So Voralpsee... is truly a gem. It's as though Little Si (Washington State) and The Fins (Idaho) had a beautiful, beautiful baby boy. The style is thought provoking, finger intensive, technical and demanding. For me, this cliff is heaven. The routes are long and very sustained with varied holds, hard foot work and sizable run-outs. Did I mention that I love this place?
The first day climbing, Tuesday, I had no partners, but I was too stoked after 4 days off so I just rope soloed a few of the crag classics, 'Paradigma' 7c and 'Alaska Kid' 8a, both amazing. On Wednesday I came back with my friend Toby and made two attempts on Speed. There are certainly hard moves but it's keeping yourself together for the length of the pitch that is the real challenge. Brutal crimping, slippery feet and mind bending technical body work make up this brilliant route. I made some nice links but I knew that it would take some time to learn the climb.
Yesterday we returned. I was feeling tired from the two previous days but the weather was perfect and Toby was also stoked on his new project. First try I linked to the boulder crux at the 4th bolt, and then pieced together a nice link from there to the top of Speed, however falling in the extension.

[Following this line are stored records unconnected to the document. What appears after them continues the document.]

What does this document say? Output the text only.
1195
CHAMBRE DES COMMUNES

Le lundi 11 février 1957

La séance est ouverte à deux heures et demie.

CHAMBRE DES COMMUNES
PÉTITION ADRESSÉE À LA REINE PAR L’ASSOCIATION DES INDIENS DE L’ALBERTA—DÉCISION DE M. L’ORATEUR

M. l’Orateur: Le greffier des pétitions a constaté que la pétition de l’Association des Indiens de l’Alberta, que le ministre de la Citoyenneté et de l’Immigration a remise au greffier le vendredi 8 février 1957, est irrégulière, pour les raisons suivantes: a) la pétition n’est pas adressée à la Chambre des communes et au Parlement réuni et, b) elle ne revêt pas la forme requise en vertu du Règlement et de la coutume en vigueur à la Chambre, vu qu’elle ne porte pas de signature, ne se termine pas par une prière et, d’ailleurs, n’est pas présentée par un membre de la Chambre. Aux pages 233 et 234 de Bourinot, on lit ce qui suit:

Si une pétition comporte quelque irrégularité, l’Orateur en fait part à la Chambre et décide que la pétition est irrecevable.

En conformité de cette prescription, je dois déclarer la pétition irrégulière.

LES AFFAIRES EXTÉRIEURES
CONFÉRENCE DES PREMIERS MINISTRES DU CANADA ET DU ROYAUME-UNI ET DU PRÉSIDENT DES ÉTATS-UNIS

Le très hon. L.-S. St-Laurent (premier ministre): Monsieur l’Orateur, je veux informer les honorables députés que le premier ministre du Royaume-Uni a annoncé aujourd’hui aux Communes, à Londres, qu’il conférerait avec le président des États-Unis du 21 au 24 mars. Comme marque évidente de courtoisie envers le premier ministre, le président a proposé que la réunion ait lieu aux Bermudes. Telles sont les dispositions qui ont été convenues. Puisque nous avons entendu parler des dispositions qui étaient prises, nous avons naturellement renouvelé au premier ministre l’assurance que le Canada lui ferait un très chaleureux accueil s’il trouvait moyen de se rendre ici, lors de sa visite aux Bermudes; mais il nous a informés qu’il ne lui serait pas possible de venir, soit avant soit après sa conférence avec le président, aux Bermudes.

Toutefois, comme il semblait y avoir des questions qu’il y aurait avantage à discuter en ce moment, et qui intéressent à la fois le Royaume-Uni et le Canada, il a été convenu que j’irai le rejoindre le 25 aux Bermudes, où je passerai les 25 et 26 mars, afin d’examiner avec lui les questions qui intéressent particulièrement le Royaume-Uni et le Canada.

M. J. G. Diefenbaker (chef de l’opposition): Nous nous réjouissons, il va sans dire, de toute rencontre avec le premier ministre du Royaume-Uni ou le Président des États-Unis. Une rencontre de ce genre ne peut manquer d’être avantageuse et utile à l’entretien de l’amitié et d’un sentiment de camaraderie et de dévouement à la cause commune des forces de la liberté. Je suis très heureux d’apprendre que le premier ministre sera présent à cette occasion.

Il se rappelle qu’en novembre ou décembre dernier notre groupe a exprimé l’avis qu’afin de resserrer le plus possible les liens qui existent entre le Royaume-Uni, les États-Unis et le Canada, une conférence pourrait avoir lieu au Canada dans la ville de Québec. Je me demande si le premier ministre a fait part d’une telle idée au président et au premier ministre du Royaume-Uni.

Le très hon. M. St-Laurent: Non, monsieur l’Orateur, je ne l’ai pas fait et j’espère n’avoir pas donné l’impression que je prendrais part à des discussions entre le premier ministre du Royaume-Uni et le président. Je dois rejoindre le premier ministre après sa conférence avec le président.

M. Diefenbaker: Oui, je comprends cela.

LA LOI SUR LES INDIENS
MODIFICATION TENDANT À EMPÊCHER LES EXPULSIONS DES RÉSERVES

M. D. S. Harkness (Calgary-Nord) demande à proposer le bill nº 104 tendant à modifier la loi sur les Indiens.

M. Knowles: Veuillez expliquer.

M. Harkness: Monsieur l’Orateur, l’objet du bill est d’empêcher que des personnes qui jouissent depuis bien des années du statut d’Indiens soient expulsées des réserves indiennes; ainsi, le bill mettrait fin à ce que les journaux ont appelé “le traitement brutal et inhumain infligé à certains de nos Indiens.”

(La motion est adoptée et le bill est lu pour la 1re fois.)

I wanted to do the extension that Cedric Lachet did in 2010 (Speed Intégrale ~9a), which to me is very logical. It adds a pretty damn hard boulder problem to the top of Speed. Some have said that this boulder problem does not add significant difficulty but I can say with honesty - and those at the crag yesterday will agree - that this is some of the hardest climbing on the whole pitch for me. If you're short there's a really hard move up there! Sure, the bulk of the difficulty is over, but it is by no means over at the first anchor as far as I'm concerned.
Second try yesterday I had zero expectations, in-fact I considered just saving myself for the weekend. My shoulders were exhausted, skin was wearing thin and fingers swollen. I was just so inspired by this climbing that I had to try again. I fought my way through the bottom gaston crux, resting above, and yelled my way through the red-point shoulder move near the finish. I rested well at the break below the final boulder. I knew that this could easily spit me off, and having miraculously clipped the chains on Speed already, it might be hard to climb back up here...
It was pouring ran. Pouring. The temps were perfect for me and I often thrive in humid conditions. I stuck the finishing moves and clipped the anchor. Mostly, I was surprised.
I planned to be here for another 10 days to make sure that I would have enough time to do this route. I was even afraid that I would fail with this much time because I'd heard that it was so demanding time and time again. So, obviously, this is super exciting for me. I feel so stoked! Another route that I had dreamt about for years, finally I get to touch the holds and even send. Amazing.
I'll stay here for another few days and try to climb the remaining routes at the cliff... and then I suppose I will journey somewhere else in Switzerland... any suggestions?